Facebook is a terrific tool for staying in touch with old friends, former classmates, family, and community members. Unfortunately, like other popular social media platforms, it also attracts scammers looking to abuse the system for their own gain. We’ve recently heard from nearly a dozen consumers who have contacted Fraud.org about scammers using Facebook’s Messenger service to try to defraud them by posing as long lost friends.
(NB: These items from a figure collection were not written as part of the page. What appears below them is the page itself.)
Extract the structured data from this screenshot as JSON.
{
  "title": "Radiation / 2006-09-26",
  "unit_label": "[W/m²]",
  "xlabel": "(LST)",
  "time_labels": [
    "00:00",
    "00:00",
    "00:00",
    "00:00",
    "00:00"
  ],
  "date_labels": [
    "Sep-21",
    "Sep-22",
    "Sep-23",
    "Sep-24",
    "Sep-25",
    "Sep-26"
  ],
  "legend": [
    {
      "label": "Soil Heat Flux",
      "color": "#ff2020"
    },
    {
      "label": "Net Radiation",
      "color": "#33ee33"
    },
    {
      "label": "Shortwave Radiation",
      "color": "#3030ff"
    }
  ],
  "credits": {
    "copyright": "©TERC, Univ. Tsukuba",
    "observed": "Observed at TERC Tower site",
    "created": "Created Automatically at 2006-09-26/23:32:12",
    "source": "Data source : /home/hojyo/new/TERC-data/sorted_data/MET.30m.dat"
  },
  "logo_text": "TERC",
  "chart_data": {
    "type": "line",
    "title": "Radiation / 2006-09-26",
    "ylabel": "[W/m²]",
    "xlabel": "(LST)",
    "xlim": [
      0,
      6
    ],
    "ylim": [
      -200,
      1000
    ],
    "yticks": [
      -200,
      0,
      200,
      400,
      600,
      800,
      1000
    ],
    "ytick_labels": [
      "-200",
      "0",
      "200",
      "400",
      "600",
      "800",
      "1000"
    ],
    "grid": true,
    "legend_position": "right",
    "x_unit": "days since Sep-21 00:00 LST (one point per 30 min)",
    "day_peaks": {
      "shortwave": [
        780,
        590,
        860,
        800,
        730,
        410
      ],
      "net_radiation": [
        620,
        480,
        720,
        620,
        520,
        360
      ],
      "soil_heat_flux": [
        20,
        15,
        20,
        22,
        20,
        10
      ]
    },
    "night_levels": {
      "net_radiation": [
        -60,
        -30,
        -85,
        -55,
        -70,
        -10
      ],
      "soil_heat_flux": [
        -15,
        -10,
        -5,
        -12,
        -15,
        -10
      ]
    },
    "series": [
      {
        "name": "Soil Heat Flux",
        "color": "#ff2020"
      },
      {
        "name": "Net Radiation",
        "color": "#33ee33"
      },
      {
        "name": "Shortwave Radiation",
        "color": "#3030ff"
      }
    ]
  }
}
The set-up for these scams is remarkably consistent. Consumers who sent us complaints report that these scams begin when they receive a message on Facebook Messenger from someone impersonating a former classmate or an old friend. When the recipient responds, the scammer strikes up a conversation to build trust. Once trust is established, the impersonator urges the consumer to send a text message to a number the scammer controls to get information on a grant, prize, or even government stimulus funds. When the victim texts the number, they are urged to pay an up-front fee and/or supply personal information (Social Security number, bank account/credit card information, etc.) to collect the non-existent money. Victims who do send the money are then urged to send even more money until they catch on. Unfortunately, the money is often sent via wire transfer or gift cards, which are extremely difficult or impossible to stop or reverse.
While this scam is not new, the request to take the conversation off Facebook Messenger and on to text message is a new twist. This is likely due to the scammers trying to evade anti-fraud technology employed by Facebook.
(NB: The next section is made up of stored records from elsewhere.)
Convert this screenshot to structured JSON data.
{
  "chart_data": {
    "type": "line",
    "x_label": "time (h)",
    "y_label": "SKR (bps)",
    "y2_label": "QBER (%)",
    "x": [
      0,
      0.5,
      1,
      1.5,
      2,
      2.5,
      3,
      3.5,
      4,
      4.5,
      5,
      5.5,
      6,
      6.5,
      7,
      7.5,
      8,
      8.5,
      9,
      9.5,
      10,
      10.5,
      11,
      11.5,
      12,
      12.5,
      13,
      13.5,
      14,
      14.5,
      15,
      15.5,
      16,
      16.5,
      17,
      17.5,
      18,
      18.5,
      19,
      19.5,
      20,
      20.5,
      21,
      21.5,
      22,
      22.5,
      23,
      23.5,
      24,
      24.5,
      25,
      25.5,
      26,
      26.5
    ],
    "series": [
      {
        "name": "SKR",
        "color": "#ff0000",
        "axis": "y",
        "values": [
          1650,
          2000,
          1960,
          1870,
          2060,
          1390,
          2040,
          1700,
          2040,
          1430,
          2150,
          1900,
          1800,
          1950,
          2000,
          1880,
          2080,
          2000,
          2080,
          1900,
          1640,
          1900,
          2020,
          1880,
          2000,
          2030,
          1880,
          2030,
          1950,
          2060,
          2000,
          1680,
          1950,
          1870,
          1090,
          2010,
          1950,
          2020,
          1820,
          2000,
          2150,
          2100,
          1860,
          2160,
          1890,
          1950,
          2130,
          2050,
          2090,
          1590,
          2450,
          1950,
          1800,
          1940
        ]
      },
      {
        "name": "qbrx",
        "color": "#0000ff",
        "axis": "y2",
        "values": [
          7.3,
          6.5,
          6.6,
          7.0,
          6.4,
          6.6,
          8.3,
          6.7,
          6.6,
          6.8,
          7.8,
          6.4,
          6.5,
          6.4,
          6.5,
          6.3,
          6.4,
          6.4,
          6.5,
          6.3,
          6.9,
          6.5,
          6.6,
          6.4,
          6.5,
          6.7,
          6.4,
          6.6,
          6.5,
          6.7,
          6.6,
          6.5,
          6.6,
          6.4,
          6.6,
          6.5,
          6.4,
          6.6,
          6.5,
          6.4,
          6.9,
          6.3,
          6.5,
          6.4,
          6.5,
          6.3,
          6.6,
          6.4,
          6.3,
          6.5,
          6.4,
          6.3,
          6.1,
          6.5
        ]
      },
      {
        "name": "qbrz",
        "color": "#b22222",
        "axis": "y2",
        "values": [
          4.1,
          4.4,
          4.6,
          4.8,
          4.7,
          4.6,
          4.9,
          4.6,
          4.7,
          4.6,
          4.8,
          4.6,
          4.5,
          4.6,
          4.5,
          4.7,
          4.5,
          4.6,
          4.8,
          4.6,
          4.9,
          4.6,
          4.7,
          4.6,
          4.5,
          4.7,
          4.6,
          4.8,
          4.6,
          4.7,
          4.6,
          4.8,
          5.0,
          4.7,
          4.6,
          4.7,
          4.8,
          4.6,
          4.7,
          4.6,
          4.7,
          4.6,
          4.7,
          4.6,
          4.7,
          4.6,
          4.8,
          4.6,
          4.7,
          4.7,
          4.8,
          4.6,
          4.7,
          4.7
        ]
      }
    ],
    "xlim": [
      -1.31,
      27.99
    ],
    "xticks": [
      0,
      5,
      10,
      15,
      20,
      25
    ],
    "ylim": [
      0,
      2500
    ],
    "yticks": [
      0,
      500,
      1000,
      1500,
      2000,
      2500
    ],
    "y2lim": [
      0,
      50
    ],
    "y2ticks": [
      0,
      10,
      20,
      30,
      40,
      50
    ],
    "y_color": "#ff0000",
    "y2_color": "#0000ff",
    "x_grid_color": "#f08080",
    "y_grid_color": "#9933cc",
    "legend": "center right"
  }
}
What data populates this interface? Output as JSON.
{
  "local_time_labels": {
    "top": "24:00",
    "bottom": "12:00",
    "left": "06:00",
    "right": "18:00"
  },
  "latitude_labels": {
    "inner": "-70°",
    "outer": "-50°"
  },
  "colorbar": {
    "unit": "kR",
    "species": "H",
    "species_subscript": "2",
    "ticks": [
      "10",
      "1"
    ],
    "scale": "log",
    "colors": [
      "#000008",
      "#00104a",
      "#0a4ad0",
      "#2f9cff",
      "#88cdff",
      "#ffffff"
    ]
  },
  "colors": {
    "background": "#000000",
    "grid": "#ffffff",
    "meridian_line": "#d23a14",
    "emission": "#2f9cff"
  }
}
Here are tips to reduce your risk of falling victim to this scam:
Bonus Fraud Alert: Facebook copy/paste scams
If you have perused your Facebook newsfeed for any appreciable length of time, chances are that you have come across a message from a friend urging you to “copy and paste” their message instead of using Facebook’s “share” function. These “copy and paste” instructions often come at the end of a heart-warming, controversial, or political story.
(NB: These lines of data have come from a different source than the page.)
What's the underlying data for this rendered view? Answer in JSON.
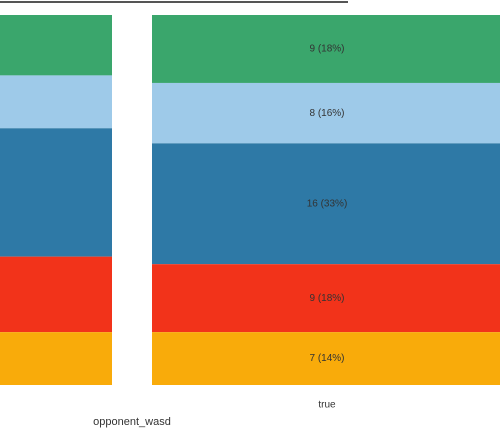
{
  "chart_data": {
    "type": "stacked-percent-bar",
    "x_label": "opponent_wasd",
    "categories": [
      null,
      "true"
    ],
    "series": [
      {
        "color": "#3aa66c",
        "values": [
          8,
          9
        ],
        "value_labels": [
          null,
          "9 (18%)"
        ]
      },
      {
        "color": "#9ecae9",
        "values": [
          7,
          8
        ],
        "value_labels": [
          null,
          "8 (16%)"
        ]
      },
      {
        "color": "#2e79a6",
        "values": [
          17,
          16
        ],
        "value_labels": [
          null,
          "16 (33%)"
        ]
      },
      {
        "color": "#f2331a",
        "values": [
          10,
          9
        ],
        "value_labels": [
          null,
          "9 (18%)"
        ]
      },
      {
        "color": "#f9ab0a",
        "values": [
          7,
          7
        ],
        "value_labels": [
          null,
          "7 (14%)"
        ]
      }
    ]
  }
}
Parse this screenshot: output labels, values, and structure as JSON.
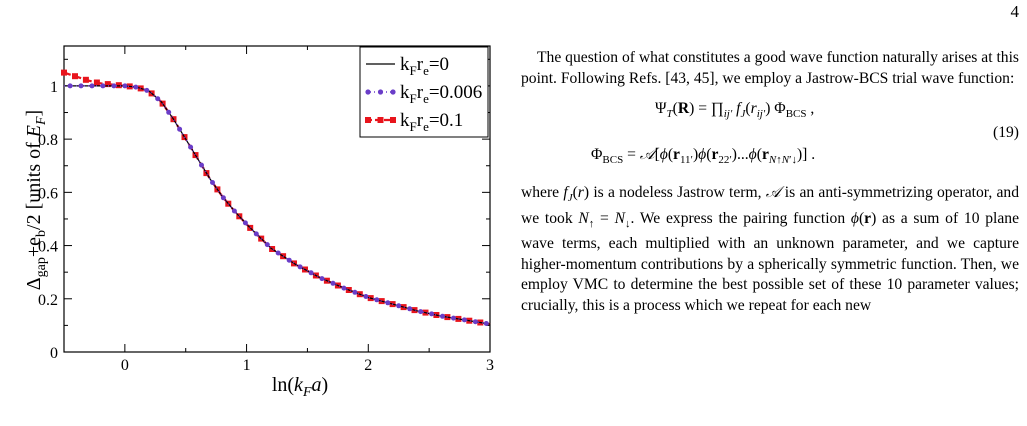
{
  "page_number": "4",
  "chart_data": {
    "type": "line",
    "xlabel": "ln(k_F a)",
    "ylabel": "Δ_gap + e_b/2 [units of E_F]",
    "xlim": [
      -0.5,
      3
    ],
    "ylim": [
      0,
      1.15
    ],
    "x_ticks": [
      "0",
      "1",
      "2",
      "3"
    ],
    "y_ticks": [
      "0",
      "0.2",
      "0.4",
      "0.6",
      "0.8",
      "1"
    ],
    "legend_position": "top-right",
    "series": [
      {
        "name": "k_F r_e=0",
        "style": "solid",
        "color": "#000000",
        "x": [
          -0.5,
          -0.3,
          -0.1,
          0.0,
          0.1,
          0.2,
          0.3,
          0.4,
          0.5,
          0.6,
          0.7,
          0.8,
          0.9,
          1.0,
          1.2,
          1.4,
          1.6,
          1.8,
          2.0,
          2.2,
          2.4,
          2.6,
          2.8,
          3.0
        ],
        "y": [
          1.0,
          1.0,
          1.0,
          1.0,
          0.995,
          0.98,
          0.94,
          0.875,
          0.8,
          0.725,
          0.65,
          0.585,
          0.53,
          0.48,
          0.39,
          0.33,
          0.28,
          0.24,
          0.205,
          0.18,
          0.155,
          0.135,
          0.12,
          0.105
        ]
      },
      {
        "name": "k_F r_e=0.006",
        "style": "dotted",
        "color": "#6a3dc8",
        "x": [
          -0.5,
          -0.3,
          -0.1,
          0.0,
          0.1,
          0.2,
          0.3,
          0.4,
          0.5,
          0.6,
          0.7,
          0.8,
          0.9,
          1.0,
          1.2,
          1.4,
          1.6,
          1.8,
          2.0,
          2.2,
          2.4,
          2.6,
          2.8,
          3.0
        ],
        "y": [
          1.0,
          1.0,
          1.0,
          1.0,
          0.995,
          0.98,
          0.94,
          0.875,
          0.8,
          0.725,
          0.65,
          0.585,
          0.53,
          0.48,
          0.39,
          0.33,
          0.28,
          0.24,
          0.205,
          0.18,
          0.155,
          0.135,
          0.12,
          0.105
        ]
      },
      {
        "name": "k_F r_e=0.1",
        "style": "dashed",
        "color": "#e8141c",
        "x": [
          -0.5,
          -0.4,
          -0.3,
          -0.2,
          -0.1,
          0.0,
          0.1,
          0.2,
          0.3,
          0.4,
          0.5,
          0.6,
          0.7,
          0.8,
          0.9,
          1.0,
          1.2,
          1.4,
          1.6,
          1.8,
          2.0,
          2.2,
          2.4,
          2.6,
          2.8,
          3.0
        ],
        "y": [
          1.05,
          1.035,
          1.02,
          1.01,
          1.005,
          1.0,
          0.995,
          0.98,
          0.94,
          0.875,
          0.8,
          0.725,
          0.65,
          0.585,
          0.53,
          0.48,
          0.39,
          0.33,
          0.28,
          0.24,
          0.205,
          0.18,
          0.155,
          0.135,
          0.12,
          0.105
        ]
      }
    ]
  },
  "text": {
    "p1": "The question of what constitutes a good wave function naturally arises at this point. Following Refs. [43, 45], we employ a Jastrow-BCS trial wave function:",
    "eq_number": "(19)",
    "p2a": "where ",
    "p2b": " is a nodeless Jastrow term, ",
    "p2c": " is an anti-symmetrizing operator, and we took ",
    "p2d": ". We express the pairing function ",
    "p2e": " as a sum of 10 plane wave terms, each multiplied with an unknown parameter, and we capture higher-momentum contributions by a spherically symmetric function. Then, we employ VMC to determine the best possible set of these 10 parameter values; crucially, this is a process which we repeat for each new"
  }
}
These messages may seem innocuous and they may make you feel good by helping to spread a message you agree with. However, by copying and pasting a message instead of using the “share” function, you may be helping marketers (not all of who are legitimate) build lists of people to contact later with friend requests or other messages. A tell-tale sign of such scams is misspelled or unusual words or phrases in the text of the message. Including those in a message helps the scammers search on that misspelled word or phrase and easily build lists of the people who have helped to spread the message.